Frottons ensemble !
Que dit de nous la forte passion pour les vidéos de ménage ?
Cynthia Dulude a commencé la diffusion de vidéos de maquillage il y a environ dix ans. Elle a été une des premières à exploiter ce « créneau beauté » en français. La jeune femme dans la vingtaine est maintenant youtubeuse professionnelle. Elle a publié un livre sur les techniques du maquillage. Elle a aussi lancé une chaîne secondaire de vlogs, il y a cinq ans, pour diffuser des productions « beaucoup plus personnelles ». C’est là que se retrouvent de manière intermittente ses conseils pour les travaux ménagers.
« C’est un type de vidéo que j’aimais consommer, explique-t-elle au Devoir. J’ai acheté une maison avec mon chum il y a quatre ans. On la rénove, on l’entretient. J’ai commencé à offrir des vlogs de décoration et après ça sont venus le tri, le rangement, tout ce qu’il faut pour être encore mieux à la maison. »
Le genre Clean with Me (Nettoyons ensemble) fait fureur sur les plateformes numériques. #cleaninfluencer compte près de 30 000 publications sur Instagram.
Certains e-gourous de l’ordre domestique attirent des centaines de milliers d’abonnés. Une des plus suivies, la Canadienne Melissa Maker a été la première à passer le cap du million d’abonnés sur YouTube avec son compte Clean my Space, où elle décline les variantes ad nauseam, par exemple pour expliquer comment nettoyer à fond son évier de cuisine. Des concurrentes ont fait le plein de millions et plus de visionnements avec certains hits du chiffon.
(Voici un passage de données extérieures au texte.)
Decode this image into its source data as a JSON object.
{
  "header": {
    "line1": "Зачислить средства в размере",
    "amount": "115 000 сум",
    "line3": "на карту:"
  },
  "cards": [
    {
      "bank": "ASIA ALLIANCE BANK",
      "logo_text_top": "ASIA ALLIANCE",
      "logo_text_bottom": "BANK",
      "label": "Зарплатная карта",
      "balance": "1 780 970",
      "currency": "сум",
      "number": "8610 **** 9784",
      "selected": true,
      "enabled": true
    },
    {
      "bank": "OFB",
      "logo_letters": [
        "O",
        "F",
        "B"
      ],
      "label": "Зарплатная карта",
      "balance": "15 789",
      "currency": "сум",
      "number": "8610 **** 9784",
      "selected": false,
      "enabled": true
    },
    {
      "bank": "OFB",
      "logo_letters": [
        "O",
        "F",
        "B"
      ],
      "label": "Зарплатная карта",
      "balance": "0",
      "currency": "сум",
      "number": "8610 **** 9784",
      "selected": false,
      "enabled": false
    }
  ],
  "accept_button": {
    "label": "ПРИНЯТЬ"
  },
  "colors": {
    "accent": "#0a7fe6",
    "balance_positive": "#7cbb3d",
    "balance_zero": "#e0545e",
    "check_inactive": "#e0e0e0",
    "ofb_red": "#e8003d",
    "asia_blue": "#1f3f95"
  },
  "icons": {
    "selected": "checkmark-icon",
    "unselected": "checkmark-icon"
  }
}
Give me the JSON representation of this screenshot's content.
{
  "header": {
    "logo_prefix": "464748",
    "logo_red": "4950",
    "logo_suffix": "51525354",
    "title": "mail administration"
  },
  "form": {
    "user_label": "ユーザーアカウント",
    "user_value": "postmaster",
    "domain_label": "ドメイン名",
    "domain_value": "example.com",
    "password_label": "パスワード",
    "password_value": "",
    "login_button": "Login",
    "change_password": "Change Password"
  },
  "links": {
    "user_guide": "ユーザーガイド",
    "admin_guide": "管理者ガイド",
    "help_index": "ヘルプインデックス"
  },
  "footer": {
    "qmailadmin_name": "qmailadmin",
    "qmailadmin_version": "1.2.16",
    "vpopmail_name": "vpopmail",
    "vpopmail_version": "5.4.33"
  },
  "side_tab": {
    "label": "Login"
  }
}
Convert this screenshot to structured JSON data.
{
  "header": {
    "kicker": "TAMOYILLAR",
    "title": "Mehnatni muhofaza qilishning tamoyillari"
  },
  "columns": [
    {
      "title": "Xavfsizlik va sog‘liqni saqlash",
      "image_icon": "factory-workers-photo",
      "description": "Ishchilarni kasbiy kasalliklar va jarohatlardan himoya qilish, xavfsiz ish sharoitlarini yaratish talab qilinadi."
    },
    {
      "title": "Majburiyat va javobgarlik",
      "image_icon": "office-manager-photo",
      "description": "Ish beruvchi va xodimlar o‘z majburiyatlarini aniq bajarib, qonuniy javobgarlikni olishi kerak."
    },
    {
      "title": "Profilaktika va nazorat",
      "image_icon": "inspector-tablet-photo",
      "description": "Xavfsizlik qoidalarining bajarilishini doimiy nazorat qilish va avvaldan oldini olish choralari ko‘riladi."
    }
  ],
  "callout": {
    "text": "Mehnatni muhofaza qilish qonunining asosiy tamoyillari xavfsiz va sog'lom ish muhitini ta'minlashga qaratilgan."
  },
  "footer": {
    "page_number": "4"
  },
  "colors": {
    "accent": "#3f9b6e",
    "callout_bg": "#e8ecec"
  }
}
Le confinement généralisé semble avoir accentué une tendance née avant la pandémie. Un peu comme le télétravail a suscité une vague de rénovations des maisons. Le très sérieux New York Times s’intéressait récemment au phénomène en parlant de « la joie de regarder les autres nettoyer ».
Le linge comme concentré de société
Observer ses contemporains frotter et récurer en dit en fait beaucoup sur la société contemporaine. Tout un monde social se révèle avec l’époussetage, le lavage et l’astiquage…
Les recherches en cours de Chiara Piazzesi, professeure de sociologie de l’UQAM et spécialiste des questions de genres et de la vie numérique, éclairent ce phénomène aussi inédit qu’étonnant. Elle termine en ce moment avec sa collègue de l’Institut national de
recherche scientifique (INRS) Hélène Belleau une recherche sur l’organisation du ménage dans les couples québécois « à partir du prisme du linge », comme elle le résume.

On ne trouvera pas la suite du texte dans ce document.